HIST 2203 -- World War I
“I have not seen any dead. I have done worse. In the dank air I have perceived it, and in the darkness, felt it…No Man’s Land under snow is like the face of the moon: chaotic, crater-ridden, uninhabitable, awful, the abode of madness.”
Wilfred Owen, to his sister, January 19, 1917.
“We had to jump from corpse to corpse. If we stepped in the mud on either side, we’d get stuck. We had to use the dead face-down because if we stepped on their stomachs our feet would sink in. It was disgusting. It was terrible. We were surrounded by death.”
Marcel Batreau, survivor of Verdun, 1995.
The assassination of Archduke Franz Ferdinand was the match that set the tinderbox of Europe alight. Within a mere five weeks of this critical June 1914 event, Europe embarked on the most destructive conflict the world had ever seen. A century of tranquil prosperity was shattered by the roar of shells, bullets, and bayonets. By the time the guns fell silent a full 1,500 days later, cities lay smashed and farmland appeared as pocked and sterile as the lunar surface. Upwards of 13 million civilians and soldiers perished in the violence—many lying in unmarked graves. Hundreds of thousands of young men bravely climbed over the trenches and were simply never seen again.

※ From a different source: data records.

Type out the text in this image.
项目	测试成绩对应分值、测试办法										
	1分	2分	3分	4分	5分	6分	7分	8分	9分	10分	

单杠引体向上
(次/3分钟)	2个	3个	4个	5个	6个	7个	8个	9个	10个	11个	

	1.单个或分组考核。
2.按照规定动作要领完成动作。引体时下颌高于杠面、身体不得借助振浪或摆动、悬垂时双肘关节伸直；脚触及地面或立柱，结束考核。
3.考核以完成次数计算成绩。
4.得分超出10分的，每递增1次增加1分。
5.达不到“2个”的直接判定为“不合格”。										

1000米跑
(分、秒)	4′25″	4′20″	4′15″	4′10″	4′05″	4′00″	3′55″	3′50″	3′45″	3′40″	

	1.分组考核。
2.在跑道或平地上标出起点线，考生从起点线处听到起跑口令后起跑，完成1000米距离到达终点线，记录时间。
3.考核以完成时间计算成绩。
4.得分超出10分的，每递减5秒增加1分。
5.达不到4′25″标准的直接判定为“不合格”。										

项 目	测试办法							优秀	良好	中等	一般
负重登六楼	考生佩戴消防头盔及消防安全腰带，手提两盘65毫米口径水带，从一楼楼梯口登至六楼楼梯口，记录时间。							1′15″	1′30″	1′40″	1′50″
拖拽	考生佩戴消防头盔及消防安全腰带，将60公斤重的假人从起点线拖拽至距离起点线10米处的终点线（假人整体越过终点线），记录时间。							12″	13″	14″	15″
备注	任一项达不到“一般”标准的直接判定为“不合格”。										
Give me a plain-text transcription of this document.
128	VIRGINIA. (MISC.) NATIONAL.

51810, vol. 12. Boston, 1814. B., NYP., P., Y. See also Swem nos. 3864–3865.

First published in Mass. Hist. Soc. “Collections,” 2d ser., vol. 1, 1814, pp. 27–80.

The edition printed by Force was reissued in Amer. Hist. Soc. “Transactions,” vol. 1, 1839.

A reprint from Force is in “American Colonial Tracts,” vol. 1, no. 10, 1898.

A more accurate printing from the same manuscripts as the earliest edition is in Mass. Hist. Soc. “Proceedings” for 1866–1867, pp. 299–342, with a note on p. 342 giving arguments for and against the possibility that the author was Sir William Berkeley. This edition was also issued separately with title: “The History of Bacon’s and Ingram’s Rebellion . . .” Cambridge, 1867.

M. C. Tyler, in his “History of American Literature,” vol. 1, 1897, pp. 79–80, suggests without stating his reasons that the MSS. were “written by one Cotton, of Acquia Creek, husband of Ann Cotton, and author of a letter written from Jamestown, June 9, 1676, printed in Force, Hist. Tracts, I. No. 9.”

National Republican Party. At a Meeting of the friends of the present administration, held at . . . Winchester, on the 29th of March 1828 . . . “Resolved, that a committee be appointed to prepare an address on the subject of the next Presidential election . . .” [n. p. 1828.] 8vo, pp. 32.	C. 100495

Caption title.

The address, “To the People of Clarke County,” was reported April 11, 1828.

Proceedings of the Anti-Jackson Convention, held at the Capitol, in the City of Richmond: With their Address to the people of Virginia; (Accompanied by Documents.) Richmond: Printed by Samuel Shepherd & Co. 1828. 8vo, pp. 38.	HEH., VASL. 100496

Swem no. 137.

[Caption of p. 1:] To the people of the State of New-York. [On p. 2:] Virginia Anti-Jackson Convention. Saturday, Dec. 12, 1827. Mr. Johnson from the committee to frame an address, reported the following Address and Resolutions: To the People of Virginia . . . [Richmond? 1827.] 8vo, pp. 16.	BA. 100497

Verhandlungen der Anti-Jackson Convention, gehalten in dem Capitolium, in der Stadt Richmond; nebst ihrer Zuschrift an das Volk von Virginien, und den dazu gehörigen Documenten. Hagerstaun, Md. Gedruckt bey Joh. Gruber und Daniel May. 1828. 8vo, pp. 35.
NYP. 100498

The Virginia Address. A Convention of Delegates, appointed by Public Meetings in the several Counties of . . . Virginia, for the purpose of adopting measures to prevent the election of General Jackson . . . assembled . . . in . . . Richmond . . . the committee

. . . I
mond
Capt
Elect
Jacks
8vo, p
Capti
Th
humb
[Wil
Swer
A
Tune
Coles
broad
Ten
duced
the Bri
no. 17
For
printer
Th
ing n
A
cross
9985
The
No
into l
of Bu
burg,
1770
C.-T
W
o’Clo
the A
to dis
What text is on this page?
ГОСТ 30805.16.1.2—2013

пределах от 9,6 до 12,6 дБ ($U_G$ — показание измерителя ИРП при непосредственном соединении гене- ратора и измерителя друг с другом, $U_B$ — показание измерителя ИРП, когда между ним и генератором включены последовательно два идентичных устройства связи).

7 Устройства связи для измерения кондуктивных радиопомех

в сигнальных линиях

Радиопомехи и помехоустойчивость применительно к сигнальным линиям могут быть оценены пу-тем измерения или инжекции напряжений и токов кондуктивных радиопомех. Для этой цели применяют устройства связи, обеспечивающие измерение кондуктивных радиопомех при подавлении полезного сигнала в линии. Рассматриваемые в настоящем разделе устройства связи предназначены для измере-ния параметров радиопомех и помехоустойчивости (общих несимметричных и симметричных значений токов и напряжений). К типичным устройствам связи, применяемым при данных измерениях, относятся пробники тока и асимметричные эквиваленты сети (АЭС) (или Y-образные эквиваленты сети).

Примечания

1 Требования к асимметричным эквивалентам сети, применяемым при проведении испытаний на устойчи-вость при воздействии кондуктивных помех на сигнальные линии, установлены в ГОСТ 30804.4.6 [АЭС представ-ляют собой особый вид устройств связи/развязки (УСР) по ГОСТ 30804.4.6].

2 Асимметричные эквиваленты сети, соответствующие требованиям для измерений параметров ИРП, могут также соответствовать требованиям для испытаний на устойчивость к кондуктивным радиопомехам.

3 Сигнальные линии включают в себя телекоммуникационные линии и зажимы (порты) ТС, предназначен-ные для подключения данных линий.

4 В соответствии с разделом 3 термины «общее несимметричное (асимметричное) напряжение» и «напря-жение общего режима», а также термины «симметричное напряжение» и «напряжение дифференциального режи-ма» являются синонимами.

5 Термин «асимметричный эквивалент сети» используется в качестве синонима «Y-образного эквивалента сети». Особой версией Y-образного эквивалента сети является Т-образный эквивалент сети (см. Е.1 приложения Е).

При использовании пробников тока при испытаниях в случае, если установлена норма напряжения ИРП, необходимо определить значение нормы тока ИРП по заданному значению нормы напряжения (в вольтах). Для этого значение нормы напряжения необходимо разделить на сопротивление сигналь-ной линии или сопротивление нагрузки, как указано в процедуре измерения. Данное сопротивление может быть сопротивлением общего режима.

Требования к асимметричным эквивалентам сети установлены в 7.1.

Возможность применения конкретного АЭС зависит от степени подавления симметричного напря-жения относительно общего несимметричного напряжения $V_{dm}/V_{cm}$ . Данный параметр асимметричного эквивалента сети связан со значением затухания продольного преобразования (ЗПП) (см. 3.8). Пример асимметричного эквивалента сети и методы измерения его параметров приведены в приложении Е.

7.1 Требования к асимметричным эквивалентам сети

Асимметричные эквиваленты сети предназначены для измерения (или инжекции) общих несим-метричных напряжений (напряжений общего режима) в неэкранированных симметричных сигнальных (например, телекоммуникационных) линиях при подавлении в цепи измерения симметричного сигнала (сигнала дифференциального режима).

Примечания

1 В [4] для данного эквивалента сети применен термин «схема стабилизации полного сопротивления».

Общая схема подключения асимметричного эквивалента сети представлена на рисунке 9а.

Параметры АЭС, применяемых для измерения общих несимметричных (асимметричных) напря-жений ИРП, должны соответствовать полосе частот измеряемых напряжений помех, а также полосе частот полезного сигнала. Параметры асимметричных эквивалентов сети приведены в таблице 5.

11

The aftermath of the Great War was just as horrific. Even with an end to the violence, a further 7 million survivors remained permanently maimed, carrying the scars of war for the rest of their lives. Meanwhile, the nations of Europe remained bankrupt, bitter, and broken—conditions that bred the genocidal pestilence witnessed a short two decades later. Europe, which had dominated global politics for half a millennium, lay shattered and prostrate. Worst of all, World War I was to be only the opening act of the long, bloody 20th century.